Although mono6D online 6-DOF viewer has already showcased preliminary results, future work still needs to be conducted in the following domains:

• Modification to the layer composition, especially how the extrapolated layer is obtained, to enable real-time preprocessing. This can be done through only comparing the known depth to each other for any given pixel location.
• Try to make depth improvement work properly by correctly impleneting the objective optimization as described in the method section.
• Have an integrated online pipeline from monoscopic video directly to the 6-DOF viewer. The current codebase still needs human intervention to run the preprocess progarm and transfer files to the frontend.
• Slightly modify the pipeline and conduct more experiments on high-quality video captured by the new generation camera up to 6K. This might bring new challenges to the optimization of the video loading pipeline as well as real-time rednering.
• Compare the viewing experience side-by-side with other image rendering techniques, especially the ones that heavily incorporate Machine Learning such as 4D Gaussian Splatting.

Conclusion

In conclusion, mono6D online 6-DOF viewer is a proof-of-concept that demonstrates the feasibility for any user without sophisticated capture devices to distribute 6-DOF content online. The current implementation is not perfect and has some limitations, but the idea of an online 6-DOF content platform is promising and worth exploring in the age of XR. Through striking a balance between video quality and hardware constraints, we can see more immersive content adding a new dimension to how people consume content nowadays.

Acknowledgments

I would like to acknowledge that this work is largely built upon the research of Serrano et al., and this project would not have been possible without the theoretical framework established by their work. I would also like to express my gratitude to the CSE 493V staff team for their support.

References

Broxton, J., et al. (2019). "A 360-degree light field camera for 3D immersive video capture." In IEEE International Conference on Computer Vision (ICCV), pp. 387-395.
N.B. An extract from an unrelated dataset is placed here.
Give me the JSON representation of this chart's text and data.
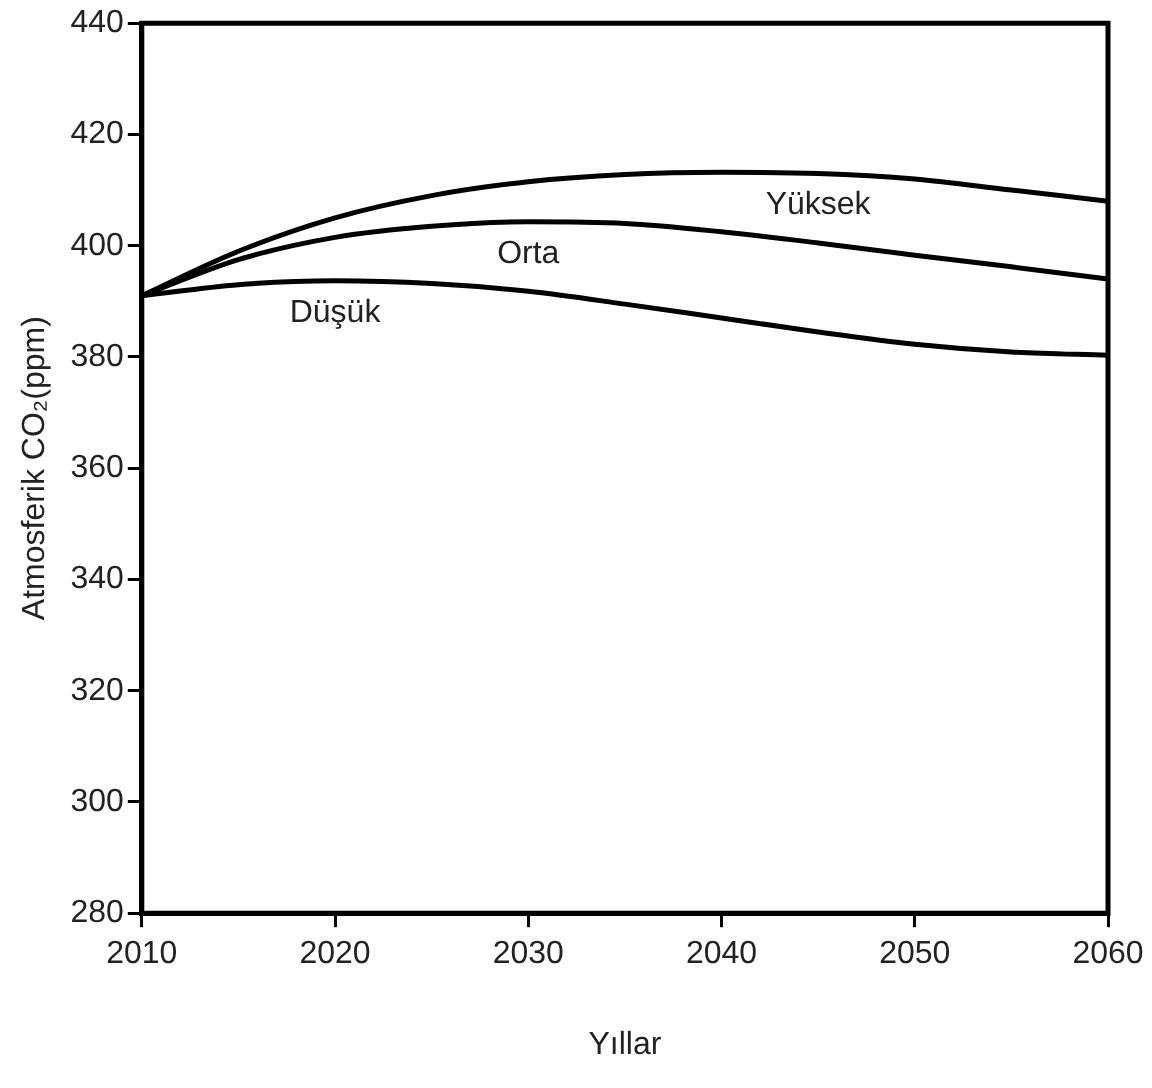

Serrano, A., et al. (2019). "Motion Parallax for 360° RGBD Video." In IEEE Conference on Computer Vision and Pattern Recognition (CVPR), pp. 10895-10904.

Wang, T., & Liu, R. (2024). "Depth Anywhere: Enhancing 360 Monocular Depth Estimation via Perspective Distillation and Unlabeled Data Augmentation." In IEEE/CVF Conference on Computer Vision and Pattern Recognition (CVPR), pp. 11725-11734.

Mildenhall, B., et al. (2020). "NeRF: Representing Scenes as Neural Radiance Fields for View Synthesis." In European Conference on Computer Vision (ECCV), pp. 405-421.